Pierre Pincemaille, Secrétaire général de la Gestion DNCA Investments.
Nous nous interrogions au lendemain des élections américaines quant à l’attitude de la Réserve Fédérale vis à vis du nouveau locataire de la Maison Blanche. Sa plateforme idéologique est considérée, à juste titre, comme inflationniste en raison du triptyque immigration / tarif / baisse d’impôt. L’acribologue Jerome Powell nous a depuis donné une partie de la réponse en ajustant les fameux dots pour cette année : la banque centrale américaine anticipe désormais 50bp de baisse de taux en 2025, moitié moins qu’en septembre dernier au moment où elle s’inquiétait de l’évolution du marché du travail.
L’exégèse des minutes du dernier FOMC* permet de mieux comprendre ce changement de doctrine : en faisant l’hypothèse de droits de douane plus élevés, l’institution revoit à la hausse des prévisions d’inflation.
Cet ajustement de forward guidance des taux directeurs n’est pas passé inaperçu : le rendement du 10 ans américain a bondi d’une trentaine de points de base en réaction à la déclaration de Jay (à 4.79% au plus haut). Sans surprise, une hausse incontrôlée des taux longs est désormais considérée comme le plus gros risque par les investisseurs (selon le dernier sondage de Bank of America). Dans ce contexte, il semble nécessaire de revenir sur les trois composantes théoriques – taux neutre, prime de terme et objectif d’inflation – qui forment ce taux pour mieux comprendre, et donc anticiper son évolution.

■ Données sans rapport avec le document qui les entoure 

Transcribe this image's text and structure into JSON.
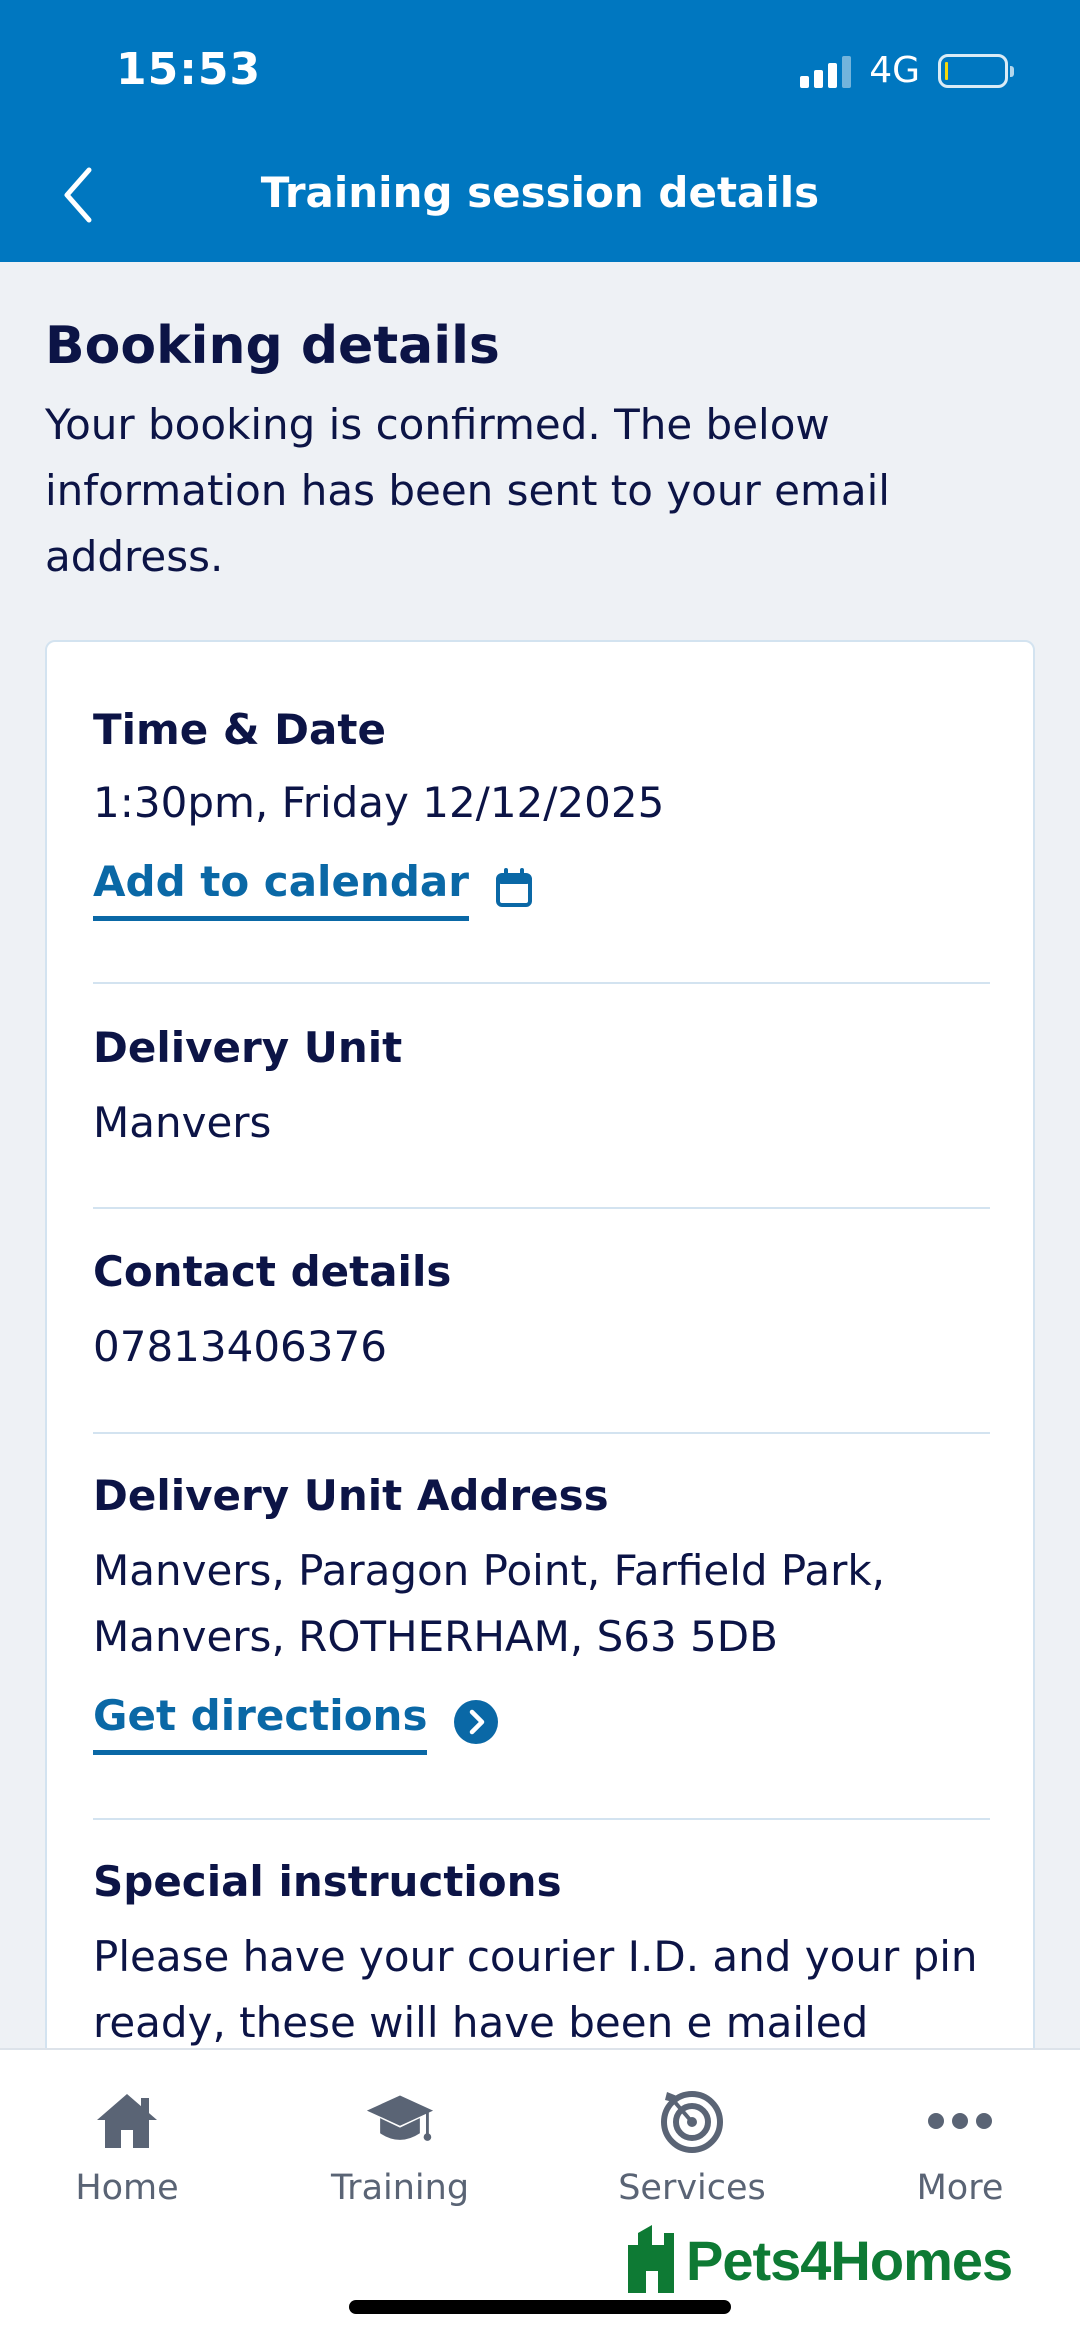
{
  "status_bar": {
    "time": "15:53",
    "network": "4G"
  },
  "header": {
    "title": "Training session details"
  },
  "booking": {
    "title": "Booking details",
    "intro": "Your booking is confirmed. The below information has been sent to your email address."
  },
  "details": {
    "time_date": {
      "label": "Time & Date",
      "value": "1:30pm, Friday 12/12/2025",
      "action": "Add to calendar"
    },
    "delivery_unit": {
      "label": "Delivery Unit",
      "value": "Manvers"
    },
    "contact": {
      "label": "Contact details",
      "value": "07813406376"
    },
    "address": {
      "label": "Delivery Unit Address",
      "value": "Manvers, Paragon Point, Farfield Park, Manvers, ROTHERHAM, S63 5DB",
      "action": "Get directions"
    },
    "special": {
      "label": "Special instructions",
      "value": "Please have your courier I.D. and your pin ready, these will have been e mailed"
    }
  },
  "nav": [
    {
      "label": "Home",
      "icon": "home-icon"
    },
    {
      "label": "Training",
      "icon": "graduation-cap-icon"
    },
    {
      "label": "Services",
      "icon": "target-icon"
    },
    {
      "label": "More",
      "icon": "more-dots-icon"
    }
  ],
  "watermark": {
    "text": "Pets4Homes"
  },
  "colors": {
    "header": "#0077c0",
    "link": "#0a68a6",
    "text": "#0c1446",
    "brand": "#0e7a34"
  }
}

Les manuels d’économie nous enseignent que le taux neutre (r*) est celui qui permet le plein emploi en respectant un objectif d’inflation. Cette situation de nirvana économique est par définition conceptuelle et ce taux ne peut être observé, il doit donc être calculé grâce à des modèles économétriques. C’est une cible mouvante influencée par les grands agrégats macroéconomiques comme le montre la moyenne des projections de la Fed : celle-ci a été relevée à 3% contre 2,5% lors de la période 2019-2023. Une mise à jour des modèles utilisés par les banquiers centraux américains ainsi que le proxy de marché (le 5 ans dans 10 ans) montrent que la tendance est encore à la hausse, notamment en raison d’un déficit primaire très supérieur à la moyenne historique.
La prime de terme, quant à elle, correspond à la compensation des investisseurs pour détenir des obligations longues plutôt que de roller des bons de court terme. De la même manière que le taux neutre, cette prime n’est pas observable et se déduit de modèles comme celui de la Fed de New York. Celle-ci a été majoritairement en territoire négatif lors de la dernière décennie, ce qui peut être considéré comme une aberration économique au regard de la nécessité de rémunération du risque de duration. Elle est repassée en territoire positif en 2023. La question est maintenant de savoir si l’offre accrue de Treasuries, le moindre appétit des pays émergents pour ce papier ainsi que la volatilité de la croissance et de l’inflation induite par la politique économique du nouveau Président vont prolonger cette tendance.
L’objectif d’inflation visé par la Fed est de 2%. Ce chiffre est à comparer avec le point mort 2 ans qui s’est renchéri de 50bp au quatrième trimestre (2.88% au moment de la rédaction de ces lignes). Là encore, la bonne tenue de l’économie américaine couplée à l’orientation de la politique budgétaire doit inciter à la prudence. Les ménages américains ont d’ailleurs déjà intégré ce nouveau paradigme, en anticipant un niveau d’inflation de 3,3% à moyen terme selon la dernière étude de l’Université de Michigan, un plus haut depuis 2008 !
Si l’on fait la somme (hautement théorique) de ces 3 paramètres (1% de taux neutre réel + 1% de prime de terme en moyenne historique + 2% d’objectif d’inflation), les 3,6% atteints par le rendement du 10 ans américains en octobre semblent à posteriori trop bas. A la lumière des premières décisions de la nouvelle administration, notamment celles concernant les tarifs douaniers, ces chiffres pourraient être revus en hausse.
En attendant, le niveau actuel du taux réel américain à 10 ans se situe déjà dans le 95eme percentile de son historique de long terme, ce qui tend à démontrer que cet actif intègre déjà une grande partie des incertitudes précitées. A L’inverse, les obligations d’entreprises américaines (Investment Grade et High Yield) entament cette nouvelle année avec des spreads au plus bas historique…
*Federal Open Market Committee : comité qui établit la politique monétaire en fixant les objectifs à court terme pour les opérations d’open market (achat et vente de titres d’État notamment).